呼吸衰竭是杜兴氏肌营养不良症(DMD)患者死亡的主要原因,但人们对 DMD 患者和动物模型的呼吸控制知之甚少。我们发现,年轻(8 周龄)mdx 小鼠在基础呼吸时会出现通气不足,这是由于潮气量减少所致。野生型和 mdx 小鼠的基础 CO 产生量相当。我们发现,mdx 小鼠的颈动脉体对高氧的反应迟钝,表明在正常氧合下活动减弱。然而,野生型和 mdx 小鼠的颈动脉体、通气和代谢对缺氧的反应是相当的。我们的研究揭示了年轻 mdx 膈肌中严重的肌肉无力和纤维重塑,这表明 mdx 小鼠在早期就存在严重的机械劣势。我们的新发现表明,在最大化学刺激下,mdx 小鼠呼吸的神经运动驱动增强,这表明神经可塑性增强,从而增强了对膈肌和可能其他辅助呼吸肌的呼吸运动输出。

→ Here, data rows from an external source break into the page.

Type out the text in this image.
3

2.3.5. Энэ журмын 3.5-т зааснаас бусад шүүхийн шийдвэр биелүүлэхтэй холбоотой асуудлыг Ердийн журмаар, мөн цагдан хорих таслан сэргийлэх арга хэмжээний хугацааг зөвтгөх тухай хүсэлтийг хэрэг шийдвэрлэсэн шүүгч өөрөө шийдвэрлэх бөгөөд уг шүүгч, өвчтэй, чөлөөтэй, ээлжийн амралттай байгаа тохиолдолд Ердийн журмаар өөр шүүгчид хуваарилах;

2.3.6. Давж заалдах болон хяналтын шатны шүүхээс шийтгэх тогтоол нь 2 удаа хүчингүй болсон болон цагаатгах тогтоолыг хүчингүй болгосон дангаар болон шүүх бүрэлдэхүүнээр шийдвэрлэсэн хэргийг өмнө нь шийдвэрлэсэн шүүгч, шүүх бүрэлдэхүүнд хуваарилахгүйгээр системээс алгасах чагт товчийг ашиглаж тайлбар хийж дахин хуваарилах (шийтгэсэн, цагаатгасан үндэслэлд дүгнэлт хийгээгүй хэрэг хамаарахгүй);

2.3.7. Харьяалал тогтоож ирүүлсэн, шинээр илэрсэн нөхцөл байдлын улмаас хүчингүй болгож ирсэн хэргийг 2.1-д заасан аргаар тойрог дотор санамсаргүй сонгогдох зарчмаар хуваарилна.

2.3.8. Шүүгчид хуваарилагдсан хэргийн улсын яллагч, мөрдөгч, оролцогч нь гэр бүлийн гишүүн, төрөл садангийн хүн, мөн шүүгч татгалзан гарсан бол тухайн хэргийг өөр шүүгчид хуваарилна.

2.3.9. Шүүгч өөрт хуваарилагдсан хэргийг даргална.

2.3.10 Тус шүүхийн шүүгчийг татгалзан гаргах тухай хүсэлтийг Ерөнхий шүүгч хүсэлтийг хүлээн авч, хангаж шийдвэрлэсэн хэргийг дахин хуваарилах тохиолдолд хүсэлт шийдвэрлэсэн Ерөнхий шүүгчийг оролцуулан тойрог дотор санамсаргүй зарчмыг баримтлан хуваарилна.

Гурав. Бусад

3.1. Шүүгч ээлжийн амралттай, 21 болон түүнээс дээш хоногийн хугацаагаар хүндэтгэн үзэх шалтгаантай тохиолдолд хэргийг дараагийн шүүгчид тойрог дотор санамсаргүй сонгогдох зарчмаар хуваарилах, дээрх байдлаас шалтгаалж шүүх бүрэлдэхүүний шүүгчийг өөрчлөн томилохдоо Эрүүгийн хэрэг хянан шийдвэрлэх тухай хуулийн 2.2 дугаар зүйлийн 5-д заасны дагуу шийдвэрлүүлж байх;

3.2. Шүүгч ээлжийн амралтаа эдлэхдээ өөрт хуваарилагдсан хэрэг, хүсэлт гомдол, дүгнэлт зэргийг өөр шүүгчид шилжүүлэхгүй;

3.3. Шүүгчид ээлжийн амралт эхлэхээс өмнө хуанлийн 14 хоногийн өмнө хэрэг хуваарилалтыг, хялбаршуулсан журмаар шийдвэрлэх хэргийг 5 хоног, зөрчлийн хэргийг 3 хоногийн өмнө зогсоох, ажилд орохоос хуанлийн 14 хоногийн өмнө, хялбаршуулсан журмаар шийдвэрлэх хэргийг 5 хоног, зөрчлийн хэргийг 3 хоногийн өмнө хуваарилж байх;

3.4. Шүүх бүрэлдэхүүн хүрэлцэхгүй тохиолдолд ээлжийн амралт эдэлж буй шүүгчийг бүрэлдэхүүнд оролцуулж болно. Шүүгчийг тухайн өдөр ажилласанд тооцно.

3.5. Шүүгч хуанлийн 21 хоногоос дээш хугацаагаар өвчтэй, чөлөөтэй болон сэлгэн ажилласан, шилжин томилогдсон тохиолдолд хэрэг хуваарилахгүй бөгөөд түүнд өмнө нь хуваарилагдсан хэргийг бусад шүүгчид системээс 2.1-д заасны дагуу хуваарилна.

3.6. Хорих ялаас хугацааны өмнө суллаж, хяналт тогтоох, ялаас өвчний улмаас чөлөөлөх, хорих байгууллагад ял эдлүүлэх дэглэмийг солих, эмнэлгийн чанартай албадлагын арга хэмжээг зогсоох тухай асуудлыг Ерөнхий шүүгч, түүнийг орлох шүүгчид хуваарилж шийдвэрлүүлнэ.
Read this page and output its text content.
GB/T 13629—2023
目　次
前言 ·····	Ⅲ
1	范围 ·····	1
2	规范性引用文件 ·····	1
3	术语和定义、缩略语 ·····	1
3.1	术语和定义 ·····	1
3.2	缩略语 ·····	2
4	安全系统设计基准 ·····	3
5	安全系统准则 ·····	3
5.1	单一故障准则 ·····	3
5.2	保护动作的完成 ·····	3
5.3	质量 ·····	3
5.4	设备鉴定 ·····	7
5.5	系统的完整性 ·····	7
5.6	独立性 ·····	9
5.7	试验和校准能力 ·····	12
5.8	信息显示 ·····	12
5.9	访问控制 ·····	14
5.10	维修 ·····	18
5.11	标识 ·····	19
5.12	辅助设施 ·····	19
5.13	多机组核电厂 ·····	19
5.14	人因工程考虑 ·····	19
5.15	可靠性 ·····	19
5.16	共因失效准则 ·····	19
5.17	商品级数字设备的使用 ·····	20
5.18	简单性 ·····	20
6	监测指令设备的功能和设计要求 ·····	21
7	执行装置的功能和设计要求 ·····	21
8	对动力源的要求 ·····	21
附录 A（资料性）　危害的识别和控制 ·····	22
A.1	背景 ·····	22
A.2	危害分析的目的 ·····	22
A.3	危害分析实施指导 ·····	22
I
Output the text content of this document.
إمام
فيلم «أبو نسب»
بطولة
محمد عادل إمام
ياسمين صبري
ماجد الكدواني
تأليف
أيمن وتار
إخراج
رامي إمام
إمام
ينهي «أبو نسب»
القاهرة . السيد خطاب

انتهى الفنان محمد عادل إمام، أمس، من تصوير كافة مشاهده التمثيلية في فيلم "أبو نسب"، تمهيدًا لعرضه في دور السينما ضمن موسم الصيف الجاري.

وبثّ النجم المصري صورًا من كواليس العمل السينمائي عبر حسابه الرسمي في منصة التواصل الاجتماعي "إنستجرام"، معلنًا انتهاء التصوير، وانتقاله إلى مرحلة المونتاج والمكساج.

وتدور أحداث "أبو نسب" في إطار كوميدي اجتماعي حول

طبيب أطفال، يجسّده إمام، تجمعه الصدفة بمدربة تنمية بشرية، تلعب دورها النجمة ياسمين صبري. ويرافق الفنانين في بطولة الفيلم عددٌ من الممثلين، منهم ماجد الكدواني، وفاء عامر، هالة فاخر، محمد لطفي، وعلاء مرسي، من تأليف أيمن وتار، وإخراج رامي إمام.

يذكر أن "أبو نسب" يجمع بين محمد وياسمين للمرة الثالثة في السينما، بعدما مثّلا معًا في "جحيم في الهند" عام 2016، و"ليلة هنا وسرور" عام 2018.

杜兴氏肌营养不良症(DMD)患者通气不足,导致动脉血气紊乱,与疾病进展有关。尽管人们已经认识到 DMD 膈肌的缺陷,但在肌营养不良症中,呼吸的神经控制知识仍然匮乏。我们试图在 DMD 的模型,mdx 小鼠中进行呼吸控制分析。在 8 周龄的雄性野生型和 mdx 小鼠中,测定了通气和代谢、颈动脉体传入活动、膈肌产生力量的能力、肌肉纤维大小、分布和中央核化。还测定了膈肌肌电图活动和对化学刺激的反应性。在正常氧合下,mdx 小鼠通气不足,这是由于潮气量减少所致。野生型和 mdx 小鼠的基础 CO 产生量没有差异。mdx 中颈动脉窦神经对高氧的反应迟钝,表明活动减弱。然而,颈动脉体、通气和代谢对缺氧的反应在野生型和 mdx 小鼠中是相当的。mdx 小鼠的膈肌力量严重下降,有纤维重塑和损伤的证据。mdx 小鼠的膈肌肌电图对化学刺激的反应增强。我们的结论是,年轻的 mdx 小鼠有慢性通气不足的证据。膈肌功能障碍导致 mdx 机械缺陷,导致在休息时产生正常潮气量的能力受损,在化学刺激时绝对通气量减少。增强的 mdx 膈肌肌电图反应性表明代偿性神经可塑性促进呼吸运动输出,这可能扩展到呼吸的辅助肌肉。我们的研究结果可能与旨在保持人类 DMD 患者通气能力的新兴治疗方法有关。